Austausch in der Krankenpflegeschule
Den Rest des Vormittags findet ein intensiver Austausch mit der Krankenpflegeschule statt. Die Schüler haben seit zwei Wochen Ferien, aber das Kernteam ist da. Es gilt die neuen Kurse für September vorzubereiten. Voraussetzung für die Ausbildung ist das 10. Schuljahr. Aufgebaut wurde die Ausbildung vor über 50 Jahren auf Kisuaheli. Der Gründer der Schule wurde beim Mai-Mai Aufstand 1964 entführt und getötet. Aber man hat nie aufgegeben. Seit den 80iger Jahren wird in Französisch unterrichtet und 2008 wurde die Schule auf das Level A2 hochgestuft. Das Level entspricht einer 4-jährigen Ausbildung und damit der deutschen Gesundheits- und Krankenpflegerausbildung. Vor einigen Jahren kam die Hebammenausbildung dazu. Und heute gibt es auch eine Ausbildung zum Medizinisch-Technischen Assistenten (MTA). Inzwischen ist die Regierung auf diese Schule aufmerksam geworden. Der Medizinische Leiter der Provinz will diese Schule nun zu einem Pilotprojekt machen, um neue Unterrichtsmethoden einzuführen und zu besseren Ergebnissen zu gelangen. Eine Chance, für die es wiederum viele Anforderungen gibt. Wir verbringen ein paar intensive Stunden, und überlegen gemeinsam, wie man hier am besten vorgeht.

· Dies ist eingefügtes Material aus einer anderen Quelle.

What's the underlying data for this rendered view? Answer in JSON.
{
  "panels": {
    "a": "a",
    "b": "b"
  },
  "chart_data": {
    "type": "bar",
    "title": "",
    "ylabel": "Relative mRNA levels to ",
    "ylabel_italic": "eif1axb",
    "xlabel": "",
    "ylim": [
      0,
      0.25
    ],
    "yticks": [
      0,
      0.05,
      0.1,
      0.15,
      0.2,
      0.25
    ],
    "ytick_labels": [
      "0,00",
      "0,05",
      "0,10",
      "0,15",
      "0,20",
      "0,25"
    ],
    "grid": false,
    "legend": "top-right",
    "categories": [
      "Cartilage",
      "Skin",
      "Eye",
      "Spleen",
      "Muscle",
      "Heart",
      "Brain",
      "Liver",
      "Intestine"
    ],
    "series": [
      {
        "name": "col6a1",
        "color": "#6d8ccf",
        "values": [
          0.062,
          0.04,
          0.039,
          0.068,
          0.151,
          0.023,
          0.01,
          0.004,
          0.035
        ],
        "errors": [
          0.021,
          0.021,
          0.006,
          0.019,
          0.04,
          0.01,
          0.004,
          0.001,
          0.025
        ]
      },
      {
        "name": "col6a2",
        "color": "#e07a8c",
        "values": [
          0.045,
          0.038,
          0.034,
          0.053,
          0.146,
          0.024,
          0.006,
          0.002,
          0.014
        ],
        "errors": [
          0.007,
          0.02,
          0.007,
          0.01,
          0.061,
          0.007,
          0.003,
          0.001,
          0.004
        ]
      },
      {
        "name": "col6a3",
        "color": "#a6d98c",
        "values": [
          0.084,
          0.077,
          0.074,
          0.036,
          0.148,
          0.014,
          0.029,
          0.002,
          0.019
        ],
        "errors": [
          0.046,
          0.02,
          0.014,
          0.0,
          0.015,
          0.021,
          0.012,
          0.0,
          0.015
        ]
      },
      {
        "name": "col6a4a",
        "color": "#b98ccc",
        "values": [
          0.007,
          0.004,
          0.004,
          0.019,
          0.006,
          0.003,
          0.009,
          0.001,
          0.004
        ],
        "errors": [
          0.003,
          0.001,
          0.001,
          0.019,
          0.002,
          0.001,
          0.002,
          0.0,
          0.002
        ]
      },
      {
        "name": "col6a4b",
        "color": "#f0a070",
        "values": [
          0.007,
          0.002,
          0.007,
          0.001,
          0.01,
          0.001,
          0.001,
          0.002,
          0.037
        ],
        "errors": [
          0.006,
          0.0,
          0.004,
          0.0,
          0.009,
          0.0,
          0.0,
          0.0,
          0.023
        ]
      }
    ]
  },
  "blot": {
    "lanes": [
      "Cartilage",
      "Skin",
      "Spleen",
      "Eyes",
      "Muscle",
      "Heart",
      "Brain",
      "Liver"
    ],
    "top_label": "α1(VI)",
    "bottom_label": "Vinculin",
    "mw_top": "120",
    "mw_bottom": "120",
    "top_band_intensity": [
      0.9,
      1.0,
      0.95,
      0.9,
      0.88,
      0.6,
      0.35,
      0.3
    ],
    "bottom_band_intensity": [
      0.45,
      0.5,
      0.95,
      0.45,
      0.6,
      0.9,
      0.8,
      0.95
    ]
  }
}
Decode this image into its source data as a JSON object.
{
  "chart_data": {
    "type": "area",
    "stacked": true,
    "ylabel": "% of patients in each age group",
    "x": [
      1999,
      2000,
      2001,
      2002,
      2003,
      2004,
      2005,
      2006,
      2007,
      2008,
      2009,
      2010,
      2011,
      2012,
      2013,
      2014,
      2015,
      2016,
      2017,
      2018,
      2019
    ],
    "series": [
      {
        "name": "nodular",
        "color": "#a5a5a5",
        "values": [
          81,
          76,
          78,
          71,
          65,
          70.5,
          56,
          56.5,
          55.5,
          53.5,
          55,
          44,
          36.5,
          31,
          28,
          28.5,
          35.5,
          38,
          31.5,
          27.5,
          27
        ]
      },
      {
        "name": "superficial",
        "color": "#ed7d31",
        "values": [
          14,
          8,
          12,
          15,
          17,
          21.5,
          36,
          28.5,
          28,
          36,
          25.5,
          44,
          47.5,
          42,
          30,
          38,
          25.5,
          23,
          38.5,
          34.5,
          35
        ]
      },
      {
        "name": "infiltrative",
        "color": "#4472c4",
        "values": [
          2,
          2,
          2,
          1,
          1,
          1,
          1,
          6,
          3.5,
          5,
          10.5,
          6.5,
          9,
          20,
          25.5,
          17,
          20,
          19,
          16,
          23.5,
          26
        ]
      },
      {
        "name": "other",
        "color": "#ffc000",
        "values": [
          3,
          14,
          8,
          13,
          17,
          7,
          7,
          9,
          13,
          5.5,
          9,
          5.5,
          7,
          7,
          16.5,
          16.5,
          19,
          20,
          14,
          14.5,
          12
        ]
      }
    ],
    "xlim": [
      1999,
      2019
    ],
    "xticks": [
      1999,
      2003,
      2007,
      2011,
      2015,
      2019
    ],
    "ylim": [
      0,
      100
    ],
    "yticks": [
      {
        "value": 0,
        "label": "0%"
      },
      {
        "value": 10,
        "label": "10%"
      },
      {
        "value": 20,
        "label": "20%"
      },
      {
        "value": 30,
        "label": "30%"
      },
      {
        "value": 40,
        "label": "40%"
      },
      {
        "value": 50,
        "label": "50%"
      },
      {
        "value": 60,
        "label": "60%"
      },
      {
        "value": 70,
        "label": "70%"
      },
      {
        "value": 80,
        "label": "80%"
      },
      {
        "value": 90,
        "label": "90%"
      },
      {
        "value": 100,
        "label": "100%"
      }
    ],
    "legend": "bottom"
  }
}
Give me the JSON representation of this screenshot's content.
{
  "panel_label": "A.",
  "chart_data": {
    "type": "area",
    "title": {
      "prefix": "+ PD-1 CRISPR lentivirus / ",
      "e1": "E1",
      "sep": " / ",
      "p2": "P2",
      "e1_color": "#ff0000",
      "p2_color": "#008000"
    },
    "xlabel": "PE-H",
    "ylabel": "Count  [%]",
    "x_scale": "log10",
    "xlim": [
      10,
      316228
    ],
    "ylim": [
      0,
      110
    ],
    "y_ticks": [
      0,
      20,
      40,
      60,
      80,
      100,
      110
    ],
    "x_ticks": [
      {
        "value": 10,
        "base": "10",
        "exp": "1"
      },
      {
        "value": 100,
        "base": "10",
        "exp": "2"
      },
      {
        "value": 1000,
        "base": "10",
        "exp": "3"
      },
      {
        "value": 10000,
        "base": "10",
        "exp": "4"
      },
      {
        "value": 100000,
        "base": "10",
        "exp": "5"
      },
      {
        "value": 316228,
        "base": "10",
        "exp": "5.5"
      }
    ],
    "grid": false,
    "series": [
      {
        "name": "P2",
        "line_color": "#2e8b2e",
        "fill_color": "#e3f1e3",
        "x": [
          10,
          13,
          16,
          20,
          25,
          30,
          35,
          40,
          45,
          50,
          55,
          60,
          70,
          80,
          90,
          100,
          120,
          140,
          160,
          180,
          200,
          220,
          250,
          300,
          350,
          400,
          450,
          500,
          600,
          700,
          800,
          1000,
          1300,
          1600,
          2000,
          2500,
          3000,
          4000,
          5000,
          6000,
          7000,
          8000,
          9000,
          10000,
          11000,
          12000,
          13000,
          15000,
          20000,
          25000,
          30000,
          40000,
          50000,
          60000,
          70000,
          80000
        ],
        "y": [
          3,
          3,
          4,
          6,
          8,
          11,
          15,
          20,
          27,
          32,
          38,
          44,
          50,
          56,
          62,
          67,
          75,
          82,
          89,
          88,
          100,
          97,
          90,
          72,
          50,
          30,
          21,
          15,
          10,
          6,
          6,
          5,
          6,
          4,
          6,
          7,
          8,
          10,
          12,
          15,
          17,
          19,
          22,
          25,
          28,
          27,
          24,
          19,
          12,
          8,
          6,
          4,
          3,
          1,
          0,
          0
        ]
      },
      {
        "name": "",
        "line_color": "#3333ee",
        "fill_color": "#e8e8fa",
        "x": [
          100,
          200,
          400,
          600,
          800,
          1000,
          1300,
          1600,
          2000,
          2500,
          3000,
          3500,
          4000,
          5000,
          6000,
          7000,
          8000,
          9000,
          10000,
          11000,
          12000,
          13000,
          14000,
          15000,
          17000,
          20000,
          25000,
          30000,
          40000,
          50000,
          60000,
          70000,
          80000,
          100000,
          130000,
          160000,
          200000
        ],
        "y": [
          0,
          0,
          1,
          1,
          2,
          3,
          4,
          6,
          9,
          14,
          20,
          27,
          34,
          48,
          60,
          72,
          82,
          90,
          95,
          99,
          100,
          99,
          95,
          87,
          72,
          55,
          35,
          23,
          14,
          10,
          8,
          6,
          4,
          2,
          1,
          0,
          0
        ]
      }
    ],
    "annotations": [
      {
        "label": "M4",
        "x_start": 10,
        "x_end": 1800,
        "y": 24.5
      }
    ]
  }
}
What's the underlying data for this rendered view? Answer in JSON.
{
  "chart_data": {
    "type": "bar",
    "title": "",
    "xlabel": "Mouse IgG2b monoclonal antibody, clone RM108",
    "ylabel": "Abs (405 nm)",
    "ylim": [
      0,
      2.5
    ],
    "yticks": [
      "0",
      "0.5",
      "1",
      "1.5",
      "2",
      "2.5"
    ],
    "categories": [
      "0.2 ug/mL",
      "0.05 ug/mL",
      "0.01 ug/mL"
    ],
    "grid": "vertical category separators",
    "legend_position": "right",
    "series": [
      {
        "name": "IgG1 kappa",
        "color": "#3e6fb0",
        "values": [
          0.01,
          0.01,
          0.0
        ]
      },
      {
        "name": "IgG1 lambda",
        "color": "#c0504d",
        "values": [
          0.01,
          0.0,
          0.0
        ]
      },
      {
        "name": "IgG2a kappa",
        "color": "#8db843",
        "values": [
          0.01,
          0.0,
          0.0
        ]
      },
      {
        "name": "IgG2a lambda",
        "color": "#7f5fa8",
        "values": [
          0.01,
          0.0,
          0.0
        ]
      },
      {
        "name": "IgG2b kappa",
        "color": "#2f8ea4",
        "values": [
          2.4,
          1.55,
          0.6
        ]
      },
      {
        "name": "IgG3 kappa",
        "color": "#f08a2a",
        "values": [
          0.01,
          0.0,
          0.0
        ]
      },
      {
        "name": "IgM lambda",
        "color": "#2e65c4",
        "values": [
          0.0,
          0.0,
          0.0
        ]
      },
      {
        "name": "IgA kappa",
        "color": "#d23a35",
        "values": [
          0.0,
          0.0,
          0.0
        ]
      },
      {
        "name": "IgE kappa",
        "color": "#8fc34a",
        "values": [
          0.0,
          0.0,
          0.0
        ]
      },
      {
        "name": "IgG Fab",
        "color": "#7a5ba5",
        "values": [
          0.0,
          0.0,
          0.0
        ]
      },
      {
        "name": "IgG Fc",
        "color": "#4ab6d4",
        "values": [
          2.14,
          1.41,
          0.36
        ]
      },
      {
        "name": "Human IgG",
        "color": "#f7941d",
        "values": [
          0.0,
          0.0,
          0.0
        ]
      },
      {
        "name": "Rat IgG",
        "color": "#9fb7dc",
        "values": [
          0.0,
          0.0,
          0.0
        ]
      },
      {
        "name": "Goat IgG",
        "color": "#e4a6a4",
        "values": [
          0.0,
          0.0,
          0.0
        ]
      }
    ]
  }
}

Bei einem kurzen Rundgang durch die sehr renovierungsbedürftigen Klassenzimmer und den Wohnraum der Studenten begegnet mir Viktor, ein 24-jähriger Krankenpflegeschüler. Er ist im 2. Jahr und bleibt während der Ferien hier: „Ich wohne 340 km weit weg, es ist unmöglich dahin zu reisen. Daher bleibe ich hier und bestelle meinen Garten. Das reduziert Kosten, wenn wir wieder mit der Ausbildung beginnen.“ Viktor möchte später gerne in der Chirurgie arbeiten. Seine Eltern sind einfache Bauern und er hat durch die Kirche von dieser Ausbildung erfahren. Man spürt, dass für ihn schon der Schritt aus seinem Heimatdorf, das noch abgelegener ist als Nebebongo im Norden des Landes, ein großer Schritt nach vorne ist. Auf jeden Fall will er seine Chance nutzen. Er ist einer von 30 Stipendiaten, die das Difäm an der Schule fördert. Wenn ich ihn so sehe, dann weiß ich, dass das Geld gut angelegt ist, wenn junge Menschen, die überhaupt keine Perspektive haben, hier eine Ausbildung bekommen. Es ist eine kleine Schule, weit weg von den Zentren dieser Welt, aber sie schafft Möglichkeiten für junge Menschen, Wege aus der Armut finden und dabei einen wichtigen Beitrag für ihr Gesundheitssystem zu leisten. Ich wünsche mir, dass Viktor den Sprung in eine Anstellung schafft, sein neu gewonnenes Wissen einsetzen und damit hoffentlich auch mal eine Familie ernähren kann.